Using today’s definition of the Cooperative Program — undesignated funds that can be used to support all state and SBC programs — Alabama Baptists still rank near the top. SBC causes receive 42.3 percent of every undesignated dollar while Alabama Baptist causes divide 57.7 percent.
By using some of the loopholes in the agreements between state conventions and the SBC, Alabama could make it look like an even larger percentage of funds flow to national causes. SBC-adopted guidelines allow for deducting the expense of causes that promote the “total program” before applying the percentage division. Specifically listed are such items as Cooperative Program promotion, Woman’s Missionary Union, pension programs, even supplements to state Baptist papers.
Some states use this preferred item approach. Not Alabama. All funds spent in Alabama are reflected in the state budget. The percentage of funds going to national causes reflects the actual dollars forwarded to the SBC.

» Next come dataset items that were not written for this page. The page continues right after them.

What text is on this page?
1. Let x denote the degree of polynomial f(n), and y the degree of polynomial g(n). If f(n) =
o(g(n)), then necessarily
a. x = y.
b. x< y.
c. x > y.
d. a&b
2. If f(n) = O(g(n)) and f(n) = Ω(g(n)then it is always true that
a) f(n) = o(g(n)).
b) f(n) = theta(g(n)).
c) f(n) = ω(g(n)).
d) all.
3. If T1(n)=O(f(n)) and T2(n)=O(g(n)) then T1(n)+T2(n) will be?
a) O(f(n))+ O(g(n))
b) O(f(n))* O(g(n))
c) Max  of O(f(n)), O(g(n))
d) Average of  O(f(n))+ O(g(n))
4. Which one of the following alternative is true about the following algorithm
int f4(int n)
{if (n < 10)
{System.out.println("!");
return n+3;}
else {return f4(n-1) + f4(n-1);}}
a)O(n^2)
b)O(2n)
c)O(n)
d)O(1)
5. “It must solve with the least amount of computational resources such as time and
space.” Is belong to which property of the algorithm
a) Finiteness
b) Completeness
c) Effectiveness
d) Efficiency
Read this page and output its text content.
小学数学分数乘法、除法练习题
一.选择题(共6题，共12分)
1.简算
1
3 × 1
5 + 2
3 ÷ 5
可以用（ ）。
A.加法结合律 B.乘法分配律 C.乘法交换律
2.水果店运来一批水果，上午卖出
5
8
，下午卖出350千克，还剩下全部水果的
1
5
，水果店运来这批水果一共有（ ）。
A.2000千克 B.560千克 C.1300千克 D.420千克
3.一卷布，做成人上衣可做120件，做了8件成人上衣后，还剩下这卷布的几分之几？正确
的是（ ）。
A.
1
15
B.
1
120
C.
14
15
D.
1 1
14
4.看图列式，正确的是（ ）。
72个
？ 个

While state conventions and the SBC are both autonomous and each decides how its respective budget will be allocated, Baker makes the point that one of the historical strengths of the Cooperative Program is a “wide-based plan of representation whose authority stemmed from consensus.” In other words, state and national leaders walk together, shoulder to shoulder, as equal partners in a common task.
One should never forget that the Cooperative Program is a program. It is missions, ministries, education, training, benevolence and more. The Cooperative Program is also a channel of giving to financially undergird these causes. The Cooperative Program moves forward on consensus, not on power. The consensus is about the program as well as about the division of funds.
The Cooperative Program has been called “the greatest step forward in Kingdom finances Southern Baptists have ever taken. … It is believed to be sane, scriptural, comprehensive, unifying, equitable, economical and thoroughly workable” (1939 Cooperative Program report).
Alabama Baptists believe in the principles of the Cooperative Program as much now as then. Alabama Baptists generously give through the Cooperative Program. Our record demonstrates that fact. May the future affirm our continued commitment to the principles that make the Cooperative Program such a unifying force among us.